別れたいなら そう言えばいいじゃない

         作詞 岡本真夜 作曲 岡本真夜 編曲 十川知司
解説 サードアルバム『Smile』の6曲目に収録されたこの曲は暗い曲である。ズバリ失恋を歌ったものだが、厳密にはまだ失恋していない。つまりは冷えきった関係を嘆き、「あなた」「好きな子」ができた兆しをきっかけにこの恋を終わらせたがっている「あなた」の本音に迫ろうとしている曲である。

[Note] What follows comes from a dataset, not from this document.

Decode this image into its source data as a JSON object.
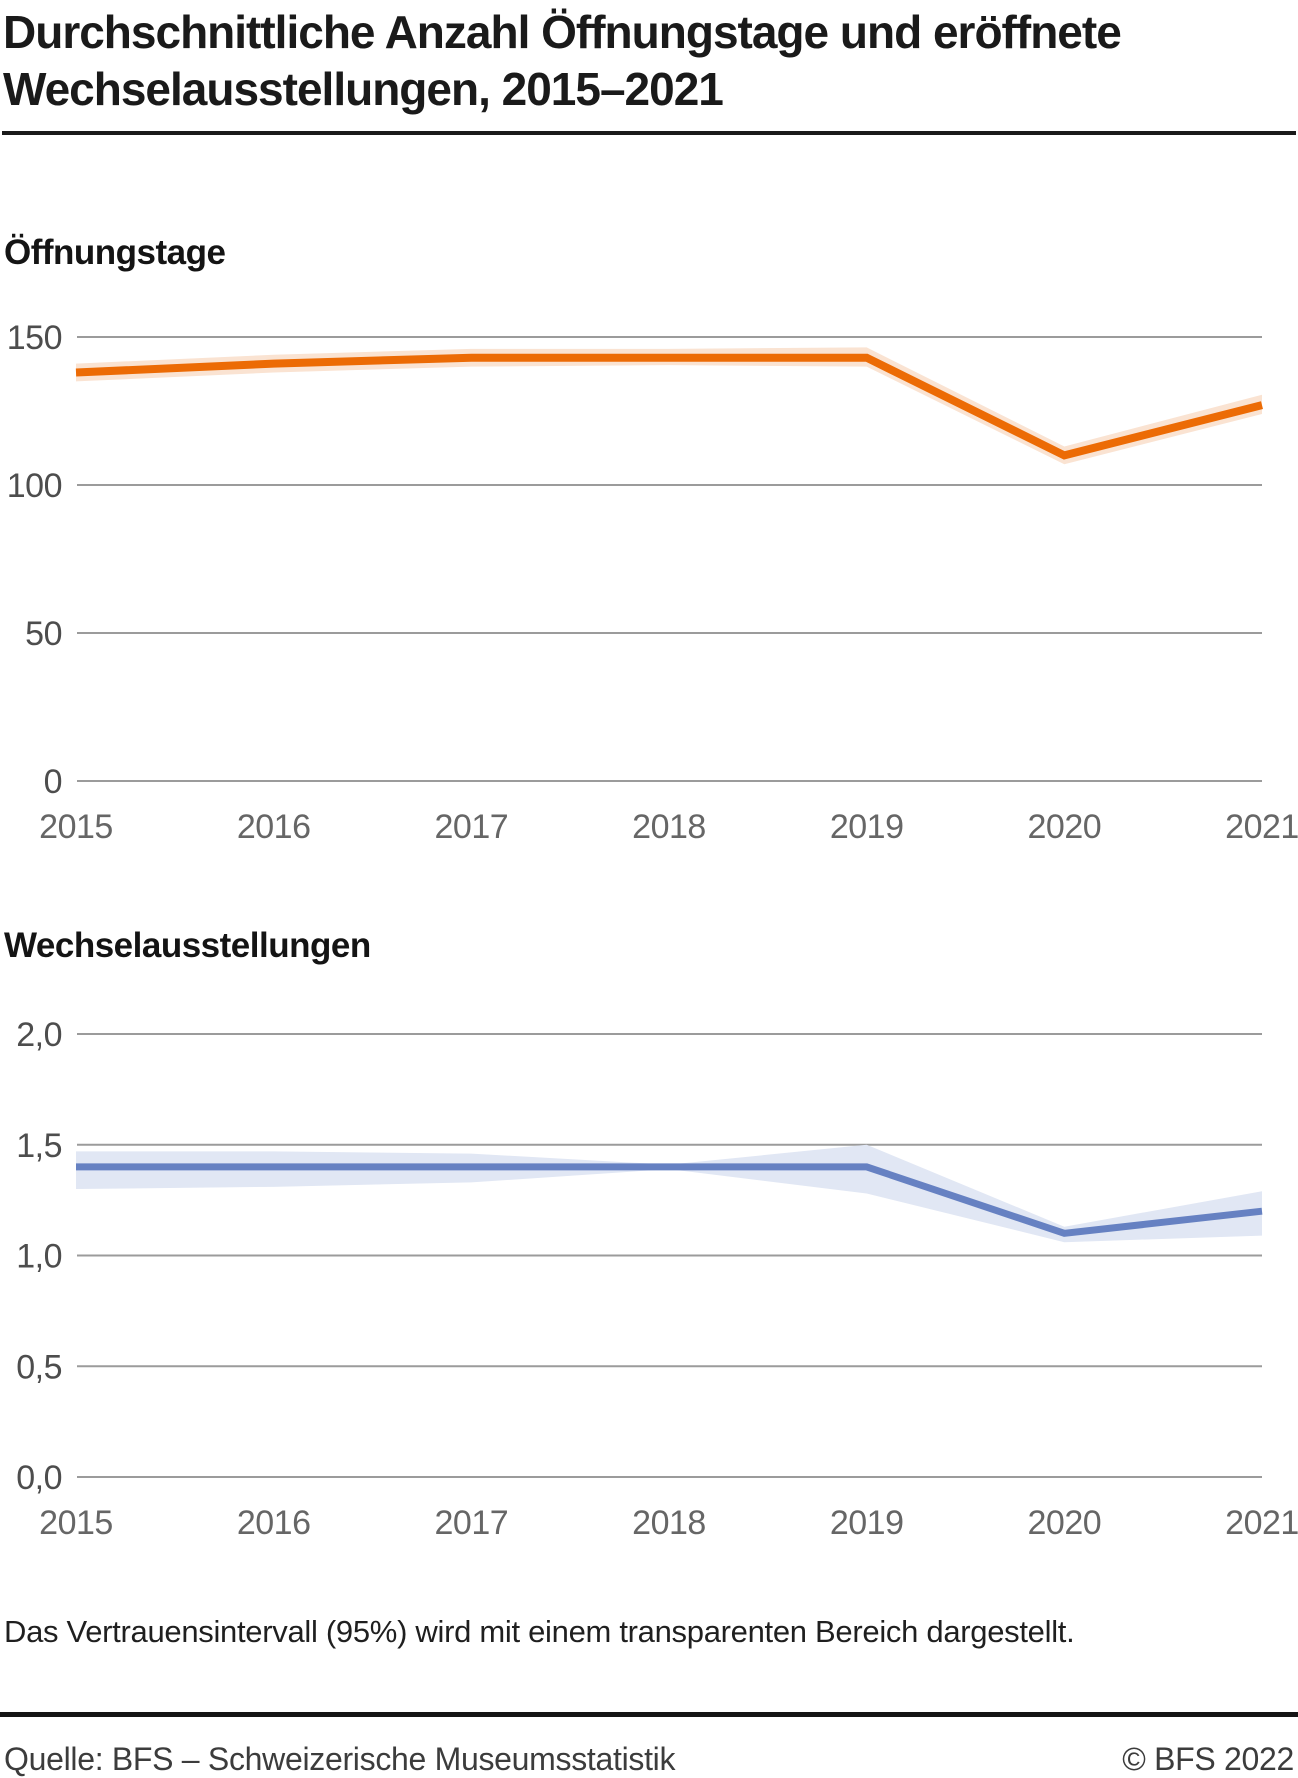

 この手の歌詞の話になった時、ダンエモンにとって何が頭が痛いかと言うと、冷えきった関係と言うものがイマイチ理解できないことにある。つきあったことがないから(苦笑)。男同士の友情のパターンに置き換えて類推するしかないのだが、そう考えると辛うじて形骸化した関係を続けるよりは思いきって断ち切ることも大切であることがおぼろげながら見えてくる。
 冷えきった関係を見るに何が悲しい要素を生んでいるかと言えば、「あなた」の無関心さにある。「あやふや」「こままま 会えなくて ずっと 会えなくなって それでも あなたは平気なのかな」と言った歌詞に現れている。何より無関心を表す一番の歌詞は「どうして できないの 連絡 1つぐらい」だろう。
 話が少し逸れるが、どんな社会にも話が面倒になったり対人関係のトラブルに直面した際に二言目には「関係ない」という台詞を吐く人間がいる。大抵は極端に辛辣か極端に無感情に吐かれるわけだが、実の所、言葉に出す奴は言葉ほど無関心ではない。潜在意識の中で関心のあることをわかっていながら責任や後ろめたさから逃れる為に、それを宣言する故に「関係ない」という台詞が出るわけであって、本当に心底無関係だと思っていれば関係の有無が思考の中に浮かばないので、台詞そのものが生まれないはずなのである。そう言う意味で反応・行動の見られない「あなた」に主人公の希望の持てない気持ちは理解できるものがある。
 この曲の歌詞を追って得た結論に愛する人の如何なる反応をも重視したい,と言うものがある。例え自分にとって好ましからざる反応や行動であっても言葉や形がある以上何らかの想いが存在し、そこに事態好転の糸口があると信じられるから…。